An Open Cookbook

An Open Cookbook

5.23.2011

Spicy Seared Broccoli


Toting a fuchsia day planner jammed with dozens of nicely folded pieces of paper, I have stepped onto the life roller coaster at full speed.  So having 'quick and easy' menu items in the repertoire simplifies the evening.  Broccoli, the perfect little vegetable package that it is, is always in my refrigerator anxiously awaiting the oven.  Roasted broccoli is a main fallback recipe...but when I am hungry from a busy day and evening of activities, the roasting process leaves me pacing and sweating for the timer to ring.
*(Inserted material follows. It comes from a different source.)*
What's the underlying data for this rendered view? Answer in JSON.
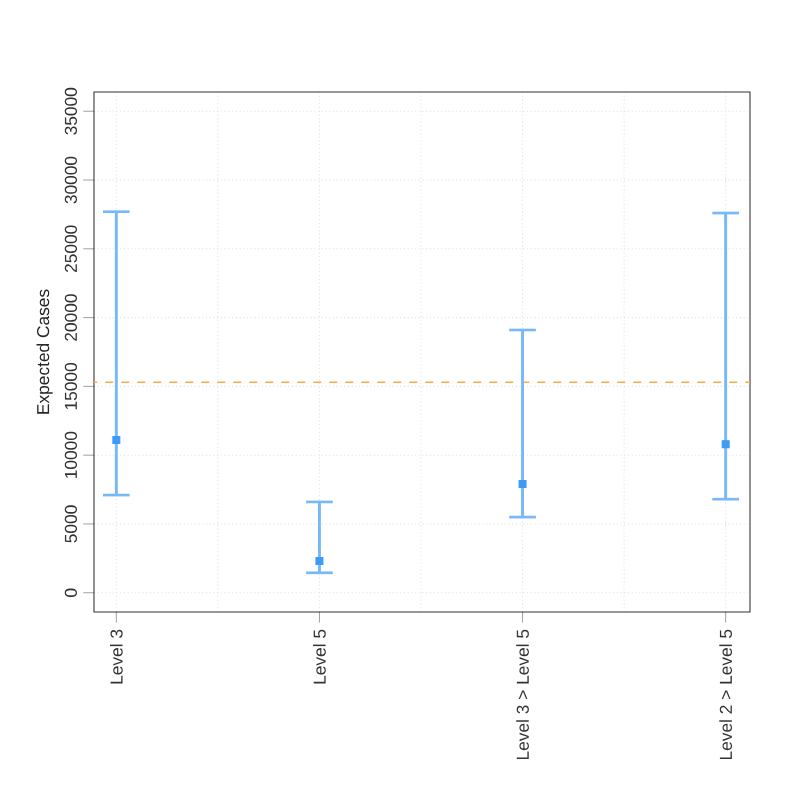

So the other night I remembered the concept of searing, and thought I'd compare this method to roasting. To my pleasant surprise, it does create a similar resultThere were a few bonus features too.  One benefit of searing is that you don't have to use nearly as much oil as in roasting.  You are at more liberty to use lighter flavors such as lemon juice and hot sauce to flavor the charred broccoli.  The huge other benefit is that it takes far less time to cook, allowing you to eat and enjoy sooner.  So whip up your favorite dressing or try the one I concocted...and have yourself an easy side dish.

Spicy Seared Broccoli
Makes 1 entree serving or 2 appetizer/side dish servings

2 broccoli bunches, florets cut
1 medium lemon, juiced (about 1/4 cup)
Sriracha hot sauce (amount to your heat level preference)
1 garlic clove, minced
Splash of soy sauce
1/2-1 tsp olive oil

Make the dressing first by whisking the lemon juice, hot sauce, garlic, soy sauce and then olive oil.  Set within arm's reach of the stove.

Place a saute pan over medium to high heat.  Without any oil or water, add the broccoli.  Continue to press the broccoli over the dry heat with a spatula, tossing occasionally, until the broccoli starts to char.  This usually takes about 10 minutes.  Once it is cooked thoroughly, turn off heat.  You can either add the dressing in the hot pan or drizzle over the broccoli once you plate it. 

From several experiments, I have found that if you add the dressing to the hot pan it almost immediately evaporates and sizzles, which can be good, so the broccoli doesn't get soggy.  A little bit of the flavor gets lost this way, but still produces a tangy, spicy dish.  If you add the dressing to the plated broccoli, it is more like a dressing and allows you to dip the broccoli in a little bit of the leftover dressing.  Either way, it is a spicy, healthy side dish.


4 comments:

Colette said...

Alli, it was really nice to meet you at Blogherfood.

Your blog looks terrific!

Alli Shircliff said...

Thank you for stopping by my blog Colette...it was great meeting you too! What a nice weekend it was in Atlanta!

Joan said...

Alli: We make oven-roasted broccoli all the time but this sounds like an easy fast alternative, with more flavor than just drizzled olive oil. Gonna try it soon!

Alli Shircliff said...

Hi Joan! I was so happy when I realized searing produces basically the same result..and much quicker. Let me know how it goes!